A doctor of optometry can diagnose astigmatism through a comprehensive eye examination. Testing for astigmatism measures how the eyes focus light and determine the power of any optical lenses needed to improve vision.
This examination may include:
- Visual acuity. When you read letters on a distance chart, you are measuring your visual acuity. Visual acuity is given as a fraction (for example, 20/40). The top number is the standardized testing distance (20 feet) and the bottom number is the smallest letter size read. A person with 20/40 visual acuity would have to get within 20 feet to read a letter that should be seen clearly at 40 feet. Normal distance visual acuity is 20/20.
- Keratometry/topography. A keratometer is the primary instrument used to measure the curvature of the cornea. By focusing a circle of light on the cornea and measuring its reflection, it is possible to determine the exact curvature of that area of the cornea's surface. This measurement is particularly critical in determining the proper fit for contact lenses. A corneal topographer—which is gaining use—generates a contour map of the cornea and provides even more detail of the cornea's shape.
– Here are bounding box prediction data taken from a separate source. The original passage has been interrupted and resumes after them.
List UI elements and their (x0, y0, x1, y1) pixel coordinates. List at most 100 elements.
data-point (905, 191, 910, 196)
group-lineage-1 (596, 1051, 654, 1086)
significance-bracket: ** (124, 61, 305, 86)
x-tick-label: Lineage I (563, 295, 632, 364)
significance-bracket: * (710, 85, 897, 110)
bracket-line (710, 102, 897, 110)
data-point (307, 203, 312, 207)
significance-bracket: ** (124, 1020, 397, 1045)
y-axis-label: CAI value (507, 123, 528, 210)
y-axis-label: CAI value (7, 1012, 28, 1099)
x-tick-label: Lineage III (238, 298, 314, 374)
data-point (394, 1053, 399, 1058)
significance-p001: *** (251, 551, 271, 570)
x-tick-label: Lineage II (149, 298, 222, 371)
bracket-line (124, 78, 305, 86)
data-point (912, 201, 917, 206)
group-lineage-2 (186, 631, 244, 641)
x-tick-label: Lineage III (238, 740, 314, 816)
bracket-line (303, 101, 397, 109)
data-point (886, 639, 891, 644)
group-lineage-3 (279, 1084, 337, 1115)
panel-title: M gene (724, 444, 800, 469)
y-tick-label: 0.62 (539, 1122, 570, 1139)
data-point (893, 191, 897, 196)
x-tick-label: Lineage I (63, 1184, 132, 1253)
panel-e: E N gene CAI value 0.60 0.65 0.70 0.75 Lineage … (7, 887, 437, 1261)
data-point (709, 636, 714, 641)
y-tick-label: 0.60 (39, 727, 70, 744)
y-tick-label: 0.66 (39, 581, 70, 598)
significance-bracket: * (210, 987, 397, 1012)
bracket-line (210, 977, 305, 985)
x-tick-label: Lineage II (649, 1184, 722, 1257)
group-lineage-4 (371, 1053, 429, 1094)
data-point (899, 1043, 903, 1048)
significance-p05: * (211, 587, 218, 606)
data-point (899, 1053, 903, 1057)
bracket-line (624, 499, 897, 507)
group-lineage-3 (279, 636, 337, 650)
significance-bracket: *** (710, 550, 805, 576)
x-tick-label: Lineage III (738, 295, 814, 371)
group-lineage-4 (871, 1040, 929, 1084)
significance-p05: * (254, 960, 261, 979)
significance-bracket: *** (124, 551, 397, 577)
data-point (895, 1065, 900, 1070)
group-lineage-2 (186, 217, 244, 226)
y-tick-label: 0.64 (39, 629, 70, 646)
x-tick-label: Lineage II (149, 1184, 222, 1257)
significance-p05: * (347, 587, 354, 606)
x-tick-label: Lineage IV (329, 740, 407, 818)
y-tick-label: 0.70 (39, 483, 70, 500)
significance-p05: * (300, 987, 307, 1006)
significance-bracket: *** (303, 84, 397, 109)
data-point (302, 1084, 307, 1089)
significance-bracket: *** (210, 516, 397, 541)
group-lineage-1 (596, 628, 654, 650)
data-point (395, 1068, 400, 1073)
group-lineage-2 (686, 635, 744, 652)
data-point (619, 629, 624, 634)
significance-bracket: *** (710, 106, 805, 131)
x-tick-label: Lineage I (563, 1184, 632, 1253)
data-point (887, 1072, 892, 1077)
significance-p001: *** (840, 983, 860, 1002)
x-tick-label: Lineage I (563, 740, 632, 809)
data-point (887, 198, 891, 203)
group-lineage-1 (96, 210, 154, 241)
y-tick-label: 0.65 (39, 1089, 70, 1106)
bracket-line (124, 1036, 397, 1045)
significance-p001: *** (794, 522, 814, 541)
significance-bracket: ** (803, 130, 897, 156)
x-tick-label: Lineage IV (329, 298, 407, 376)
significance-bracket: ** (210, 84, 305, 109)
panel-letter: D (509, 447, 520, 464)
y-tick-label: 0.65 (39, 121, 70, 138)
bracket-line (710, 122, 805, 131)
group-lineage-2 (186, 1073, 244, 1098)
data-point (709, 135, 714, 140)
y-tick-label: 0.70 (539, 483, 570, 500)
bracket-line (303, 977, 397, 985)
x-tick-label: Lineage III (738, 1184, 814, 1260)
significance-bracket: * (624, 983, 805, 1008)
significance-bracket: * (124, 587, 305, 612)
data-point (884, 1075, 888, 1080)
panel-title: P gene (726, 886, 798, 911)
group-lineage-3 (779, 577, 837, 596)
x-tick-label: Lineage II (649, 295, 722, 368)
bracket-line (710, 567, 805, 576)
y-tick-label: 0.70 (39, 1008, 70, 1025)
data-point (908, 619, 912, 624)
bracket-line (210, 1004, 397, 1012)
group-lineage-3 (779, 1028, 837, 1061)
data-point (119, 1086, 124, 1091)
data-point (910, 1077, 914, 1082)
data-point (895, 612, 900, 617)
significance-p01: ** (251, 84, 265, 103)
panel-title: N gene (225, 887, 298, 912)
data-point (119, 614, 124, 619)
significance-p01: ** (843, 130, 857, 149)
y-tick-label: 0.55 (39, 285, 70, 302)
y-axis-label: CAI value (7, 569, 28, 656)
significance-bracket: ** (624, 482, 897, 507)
- Refraction. Using an instrument called a phoropter, your doctor places a series of lenses in front of your eyes and measures how they focus light. This is performed using a handheld lighted instrument called a retinoscope or an automated instrument that evaluates the approximate focusing power of the eye. Based on your responses, the power is then refined to determine the lenses that allow the clearest vision. Despite improved technology, patient input remains integral in determining vision needs.
With the information from these tests, a doctor of optometry can determine if the patient has an astigmatism. The doctor will use these findings—combined with those of other tests performed—to determine the power of any lens correction needed to provide clear, comfortable vision. Once testing is complete, the doctor can discuss treatment options.
- Eyeglasses. People with astigmatism primarily choose eyeglasses to improve their vision. The eyeglasses contain a special cylindrical lens prescription that compensates for astigmatism. This provides additional power in specific parts of the lens. Generally, a single-vision lens is prescribed to provide clear vision at all distances. However, patients over age 40 who have presbyopia may need a bifocal or progressive addition lens.
- Contact lenses. Some people will have better vision with contact lenses rather than eyeglasses. Contact lenses may provide a clearer vision and a wider field of view. However, since contact lenses are worn directly on the eyes, they require regular cleaning and care to safeguard eye health. Standard soft lenses may not be effective in correcting astigmatism. Special toric soft contact lenses can correct for many types of astigmatism. Because rigid gas-permeable contact lenses maintain their regular shape while on the cornea, they can compensate for the cornea's irregular shape and improve vision for people with astigmatism.
- Orthokeratology. Orthokeratology (ortho-k) involves the fitting of a series of rigid contact lenses to reshape the cornea. The patient wears contact lenses for limited periods—such as overnight—and then removes them. People with moderate astigmatism may be able to temporarily obtain clear vision without lenses for most of their daily activities. Orthokeratology does not permanently improve vision. If patients stop wearing the retainer lenses, their vision may return to its original condition.
- Laser and other refractive surgery procedures. Astigmatism can also be corrected by reshaping the cornea through LASIK (laser in situ keratomileusis) or PRK (photorefractive keratectomy). PRK removes tissue from the superficial and inner layers of the cornea. LASIK removes tissue only from the inner layer of the cornea. If you have astigmatism, you have a wide range of options to correct your vision problem. In consultation with your doctor, you can select the treatment that best meets your visual and lifestyle needs.
Since astigmatism is an abnormality of the regular anatomy of the eye, there is nothing that can be done to prevent it from occurring. However, as stated above, there are many treatment options.